A 2011 paper in Health Research Policy and Systems, led by Manabe, described the IDI's model of in-country research capacity building, emphasizing the need to train researchers at multiple levels within a supportive institutional structure.

Manabe and colleagues at IDI worked to integrate syphilis testing into existing HIV testing programs for pregnant women at Ugandan government health facilities, including through dual HIV/syphilis point-of-care platforms.

=== COVID-19 pandemic ===
During the COVID-19 pandemic, Manabe contributed to the NIH Rapid Acceleration of Diagnostics (RADx) program, and CIDID was involved in evaluating SARS-CoV-2 rapid antigen tests submitted by manufacturers for Emergency Use Authorization by the FDA.

In 2020, she was quoted in The Washington Post as an early advocate for rapid home antigen testing, arguing that arming contact tracers with rapid antigen tests could be effective at identifying the most infectious cases.

A 2020 Viewpoint in JAMA, co-authored by Manabe, Sharfstein, and Armstrong, argued for broader COVID-19 testing strategies, including rapid antigen and self-administered tests, while noting that testing remained insufficient as a standalone public health measure.

A 2021 study in Clinical Infectious Diseases, on which Manabe was a co-author, reported that antigen-based testing — but not real-time PCR — correlated with the presence of culturable SARS-CoV-2, providing evidence that rapid antigen tests could serve as a practical indicator of infectiousness.

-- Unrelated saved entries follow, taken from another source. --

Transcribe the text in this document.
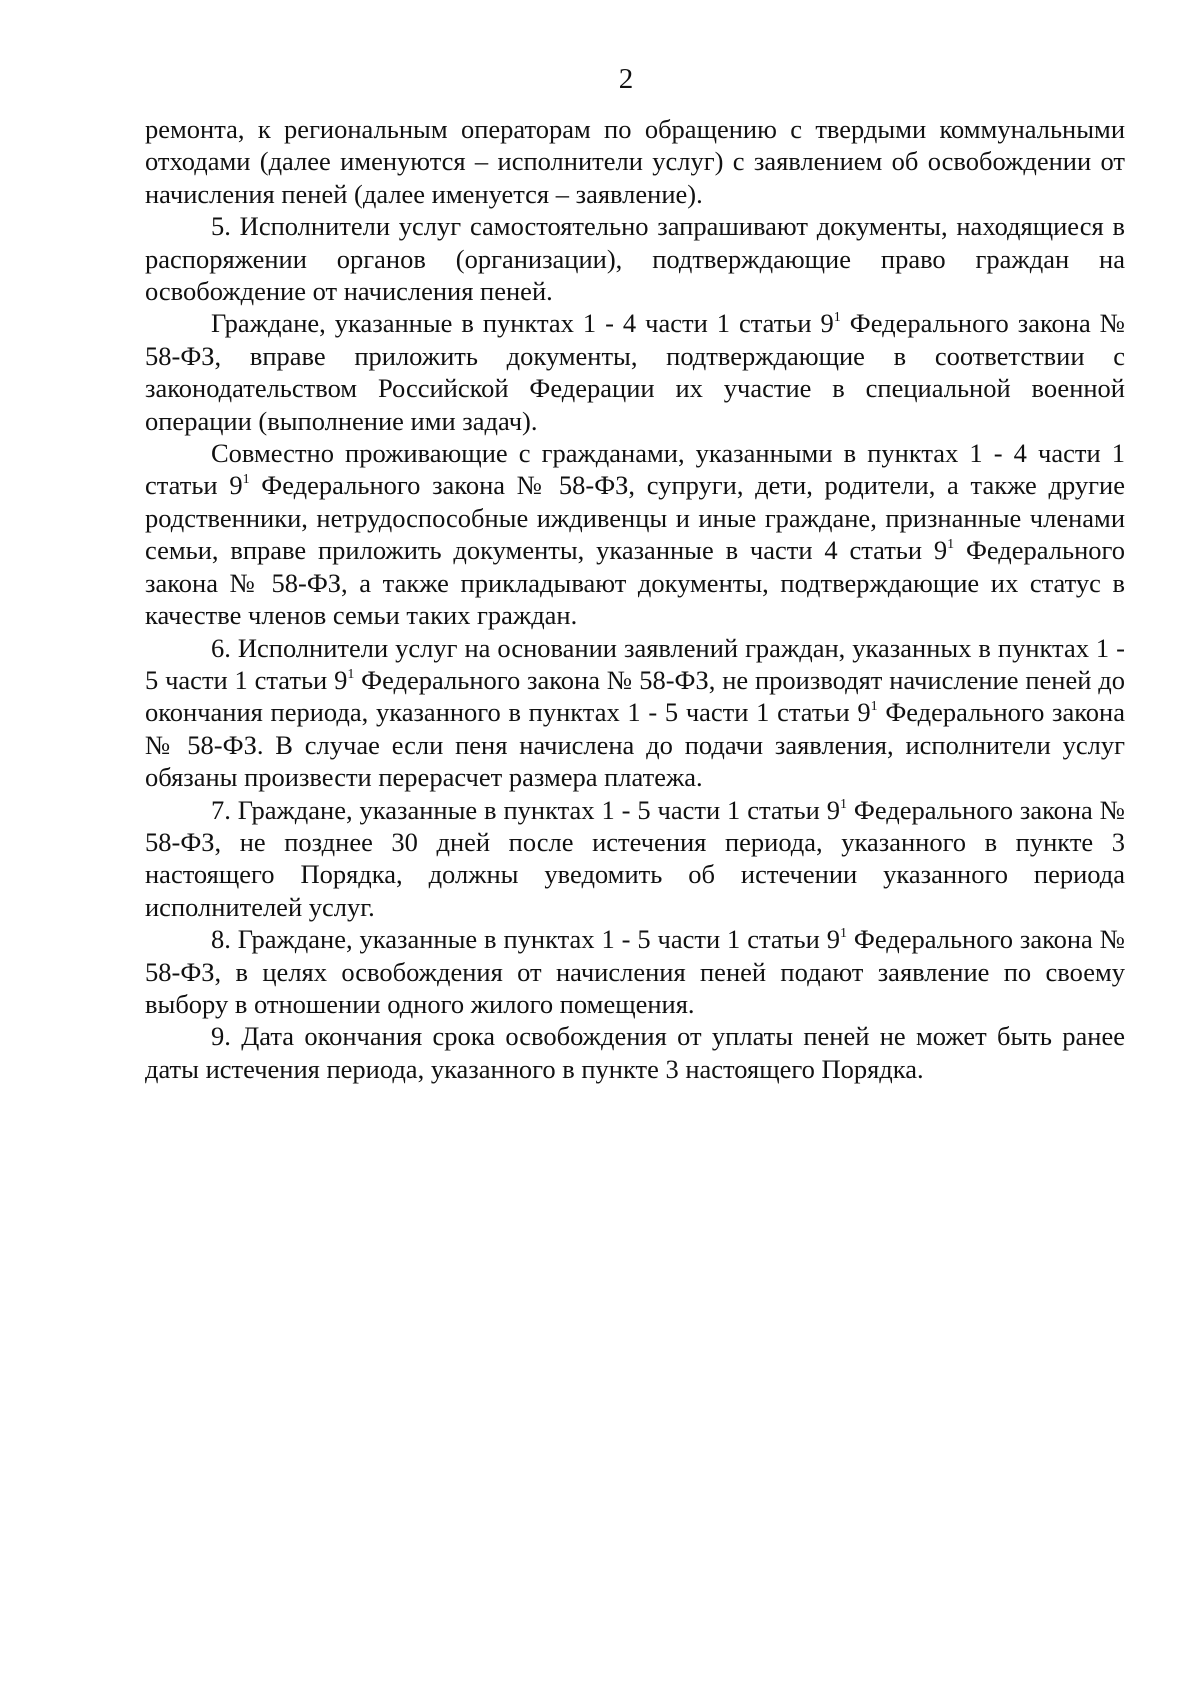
2

ремонта, к региональным операторам по обращению с твердыми коммунальными отходами (далее именуются – исполнители услуг) с заявлением об освобождении от начисления пеней (далее именуется – заявление).

5. Исполнители услуг самостоятельно запрашивают документы, находящиеся в распоряжении органов (организации), подтверждающие право граждан на освобождение от начисления пеней.

Граждане, указанные в пунктах 1 - 4 части 1 статьи $9^1$ Федерального закона № 58-ФЗ, вправе приложить документы, подтверждающие в соответствии с законодательством Российской Федерации их участие в специальной военной операции (выполнение ими задач).

Совместно проживающие с гражданами, указанными в пунктах 1 - 4 части 1 статьи $9^1$ Федерального закона № 58-ФЗ, супруги, дети, родители, а также другие родственники, нетрудоспособные иждивенцы и иные граждане, признанные членами семьи, вправе приложить документы, указанные в части 4 статьи $9^1$ Федерального закона № 58-ФЗ, а также прикладывают документы, подтверждающие их статус в качестве членов семьи таких граждан.

6. Исполнители услуг на основании заявлений граждан, указанных в пунктах 1 - 5 части 1 статьи $9^1$ Федерального закона № 58-ФЗ, не производят начисление пеней до окончания периода, указанного в пунктах 1 - 5 части 1 статьи $9^1$ Федерального закона № 58-ФЗ. В случае если пеня начислена до подачи заявления, исполнители услуг обязаны произвести перерасчет размера платежа.

7. Граждане, указанные в пунктах 1 - 5 части 1 статьи $9^1$ Федерального закона № 58-ФЗ, не позднее 30 дней после истечения периода, указанного в пункте 3 настоящего Порядка, должны уведомить об истечении указанного периода исполнителей услуг.

8. Граждане, указанные в пунктах 1 - 5 части 1 статьи $9^1$ Федерального закона № 58-ФЗ, в целях освобождения от начисления пеней подают заявление по своему выбору в отношении одного жилого помещения.

9. Дата окончания срока освобождения от уплаты пеней не может быть ранее даты истечения периода, указанного в пункте 3 настоящего Порядка.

In January 2022, during the Omicron wave, Manabe was interviewed by NPR on the correct use of rapid antigen tests, advising that tests were most sensitive when used with symptoms and recommending testing approximately three days after a known exposure.

==Medical societies==

- Fellow of the Royal College of Physicians (FRCP) – Listed in the Royal College of Physicians Annual Report 2021.
- Fellow of the Infectious Diseases Society of America (FIDSA)
- Fellow of the Uganda National Academy of Sciences (FUNAS)

== Personal life ==
Manabe is the daughter of Syukuro "Suki" Manabe (born September 21, 1931), a Japanese-American physicist and climatologist at Princeton University, who was awarded the Nobel Prize in Physics in 2021 jointly with Klaus Hasselmann and Giorgio Parisi for his contributions to the physical modelling of Earth's climate and the reliable prediction of global warming. Yukari's mother, Nobuko ("Noko") Nakamura, is a practitioner and teacher of Japanese tea ceremony. Her sister Nagisa owns and operates a certified organic farm in Princeton, New Jersey. Manabe is married to James Campbell, a Professor of Pediatric Infectious Diseases at the University of Maryland School of Medicine.